There is good evidence that social inequality and poor health is partly mediated through physical inactivity. Encouraging an active lifestyle will improve health directly and may also have a beneficial effect on other unhealthy behaviours such as alcohol, smoking, substance misuse and nutrition (all of which are more common in socially-deprived communities). Involvement in sport may also lead to reduction in anti-social behaviour and crime. Therefore, regular physical activity may help to reduce social inequality.
The specialty should work with other specialties by offering exercise prescription clinics and/or by providing education and training to empower each specialty to incorporate exercise prescription into the holistic strategy for their patients. Socially deprived and ethnic minority populations should be targeted as they are likely to get the greatest benefit from increasing physical activity.
Prevention of disease
The health benefits of regular physical activity are indisputable. Exercise: The miracle cure, a recent report published by the Academy of Medical Royal Colleges, states that over 40% of adults do not reach the minimum recommended level of 30 minutes of moderately intense exercise five times per week. The percentage is even higher in people with chronic diseases, those over 65 years old and in some ethnic minority groups. There is therefore huge potential to improve the health of the population through regular physical activity.
It also gives clear evidence that regular physical activity leads to a 30–50% reduction in the incidence of a range of disorders including cardiovascular disease, type 2 diabetes, cancer, dementia and osteoporosis. There is equally good evidence for the benefit of regular physical activity in the management of many conditions (including cardiovascular disease, hypertension, diabetes, chronic obstructive pulmonary disease and chronic pain), which may lead to a reduction in medication requirements and an improved long-term outcome.
Planning effective services
The healthcare workforce needs to receive training in physical activity medicine. This should include an understanding of the physiological effects and health benefits of exercise, the principles of behaviour change with respect to physical activity and writing an exercise prescription. Each specialty, including primary care, can then decide where physical activity prescription fits within their patient population and whether it can be offered within their specialty. The sport and exercise medicine (SEM) specialty can support this development through education, by doing combined clinics or by offering regular exercise prescription clinics.
For most people, simple advice will be sufficient for them to increase their physical activity.

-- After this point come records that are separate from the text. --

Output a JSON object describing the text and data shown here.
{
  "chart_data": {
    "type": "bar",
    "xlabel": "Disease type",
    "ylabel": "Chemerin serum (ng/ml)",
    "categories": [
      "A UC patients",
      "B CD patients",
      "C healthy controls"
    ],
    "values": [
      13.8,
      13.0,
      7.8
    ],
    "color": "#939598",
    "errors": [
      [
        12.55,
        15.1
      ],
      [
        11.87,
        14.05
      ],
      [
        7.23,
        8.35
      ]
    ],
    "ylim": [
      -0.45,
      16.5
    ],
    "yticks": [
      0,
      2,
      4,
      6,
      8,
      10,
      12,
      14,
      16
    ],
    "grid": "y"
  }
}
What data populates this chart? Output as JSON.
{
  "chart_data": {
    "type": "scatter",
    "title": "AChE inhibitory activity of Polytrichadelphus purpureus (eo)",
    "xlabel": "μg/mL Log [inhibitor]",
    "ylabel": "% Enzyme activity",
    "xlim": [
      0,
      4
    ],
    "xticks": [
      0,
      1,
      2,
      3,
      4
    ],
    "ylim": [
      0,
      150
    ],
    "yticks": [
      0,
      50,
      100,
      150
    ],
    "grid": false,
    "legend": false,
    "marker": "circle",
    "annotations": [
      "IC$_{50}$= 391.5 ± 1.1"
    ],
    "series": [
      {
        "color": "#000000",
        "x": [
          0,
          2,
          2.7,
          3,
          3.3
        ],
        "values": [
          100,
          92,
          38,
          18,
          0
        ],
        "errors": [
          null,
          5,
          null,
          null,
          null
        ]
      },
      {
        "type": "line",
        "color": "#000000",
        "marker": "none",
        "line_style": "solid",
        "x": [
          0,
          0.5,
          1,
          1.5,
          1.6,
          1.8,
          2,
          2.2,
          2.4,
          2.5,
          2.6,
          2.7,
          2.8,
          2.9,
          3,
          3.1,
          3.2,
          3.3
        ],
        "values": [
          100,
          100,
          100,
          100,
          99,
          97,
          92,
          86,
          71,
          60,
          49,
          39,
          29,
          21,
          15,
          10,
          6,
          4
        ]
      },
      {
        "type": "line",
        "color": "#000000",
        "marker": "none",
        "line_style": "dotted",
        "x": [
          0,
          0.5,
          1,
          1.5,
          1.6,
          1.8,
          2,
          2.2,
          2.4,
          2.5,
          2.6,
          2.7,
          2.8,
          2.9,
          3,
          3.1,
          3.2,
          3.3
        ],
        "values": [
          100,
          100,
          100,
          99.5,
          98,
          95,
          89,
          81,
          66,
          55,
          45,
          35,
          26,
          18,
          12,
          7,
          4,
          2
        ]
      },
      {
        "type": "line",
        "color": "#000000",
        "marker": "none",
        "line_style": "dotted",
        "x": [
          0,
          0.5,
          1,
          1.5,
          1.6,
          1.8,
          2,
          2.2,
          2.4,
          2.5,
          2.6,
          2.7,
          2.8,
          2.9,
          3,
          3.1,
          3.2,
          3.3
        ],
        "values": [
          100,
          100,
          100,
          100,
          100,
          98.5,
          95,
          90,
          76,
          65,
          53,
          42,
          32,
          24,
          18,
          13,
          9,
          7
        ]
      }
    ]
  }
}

For people with chronic diseases, supervision and monitoring of their physical activity with an exercise professional is valuable both in terms of safety and providing confidence for the patient and their doctor. Exercise professionals are currently not independently regulated in contrast to virtually all other healthcare professionals. There are several competing bodies offering training and qualification as an exercise professional. There are several levels of training with level 4 being the level advised to treat patients with chronic diseases. However, these bodies are self-regulated with vested interests. Therefore, independent regulation for exercise professionals dealing with patients with chronic diseases is necessary. This is a gap in service provision and a barrier to developing exercise prescription for patients with chronic diseases.
The SEM department should work closely with rheumatology, orthopaedic and physiotherapy departments so that the hospital trust provides an integrated musculoskeletal healthcare service. This should include an agreement on how patients who are referred to the service are triaged so that they receive the most clinically- and cost-effective service. This will vary between different secondary care trusts depending of the skillmix in each department.